Israel freed Turkish detainee in failed US bid to release pastor, official says
Israel freed a detained Turkish woman following a request from US President Donald Trump, an Israeli official has said, after the Washington Post reported that the deal was part of a failed White House bid to get Ankara to release a jailed US pastor.
Israel deported Ebru Ozkan on 15 July, a week after indicting her for ties to the Palestinian group Hamas - charges she denied through her lawyer.
She had been arrested by Israel while on a tourist visa in June.
Ozkan's release came three days before US pastor Andrew Brunson appeared in court in Turkey on 18 July amid US calls for his release.
Brunson, who denies charges of links to a group Ankara says was behind a failed 2016 coup, was not freed at that hearing but was released from jail and placed under house arrest on Wednesday.
The Washington Post reported on Thursday that Trump asked Israeli Prime Minister Benjamin Netanyahu in a 14 July phone call to let Ozkan go in a "trade" Brunson, who has spent 21 months in Turkish detention.
"I can confirm that there was such a request by President Trump," an Israeli official told the Reuters news agency on Friday on condition of anonymity.
Ozkan, 27, a secretary with a private company in Istanbul who is studying foreign trade through an online university, travelled in early June for a four-day visit to Jerusalem with a tour group of more than 30 others.
On 11 June, as she attempted to board her flight home at Ben Gurion Airport in Tel Aviv, Ozkan was arrested and referred to a military court on charges of threatening Israeli security and suspected affiliation with Hamas which Israel designates as a terrorist group.
However, a senior Turkish official speaking to Reuters on condition of anonymity denied the allegation, saying it was "totally unfounded".
Ozkan's lawyer Omar Khamaisi told Middle East Eye on Friday that he also did not believe there had been negotations to free Ozkan in exchange for Brunson.
"I do not think that the Turkish government bargained her case with the case of the American priest," he said. "Her case is marginal compared to an already invicted and charged person who is spending a thirty years of imprisonment."
He added that "the decision to release the Turkish woman was on 10 July while the case of the American priest came after that date."
'She is not even political'
Last month, Ozkan's sister Elif had told Middle East Eye that her sister's detention was "totally arbitrary".
"My sister has no connection to any terror organisations. She devoted her life to kindness. The only thing she took there was balloons, chocolates and candies. She is not even political," Elif said.
"They have no evidence. It's been 18 days that we haven't heard her voice. My father has heart problems, my mother is anxious. We're worried."
Turkey's failure to release Brunson prompted the US on Thursday to threaten sanctions against Ankara.

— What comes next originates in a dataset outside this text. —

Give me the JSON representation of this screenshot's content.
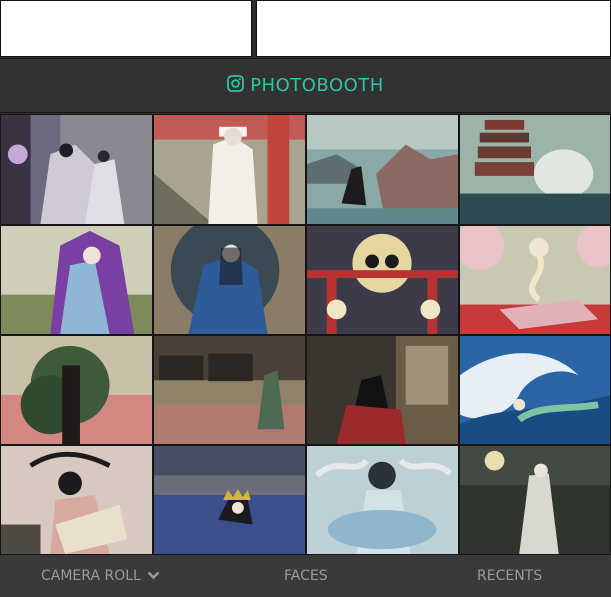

"The United States will impose large sanctions on Turkey for their long time detainment of Pastor Andrew Brunson, a great Christian, family man and wonderful human being," the US president wrote on Twitter.
"He is suffering greatly. This innocent man of faith should be released immediately!"
Turkey responded by rebuking the US, stressing that Brunson's case is in the hands of the country's "independent judiciary".
Brunson, who has lived in Turkey for more than two decades and ran a Protestant church in the city of Izmir, was one of the hundreds of people swept up in arrests by Turkey following the coup attempt.
The pastor, who faces up to 35 years in jail if found guilty, denies the charges of helping the group that Ankara blames the coup, as well as supporting the outlawed Kurdistan Workers' Party (PKK).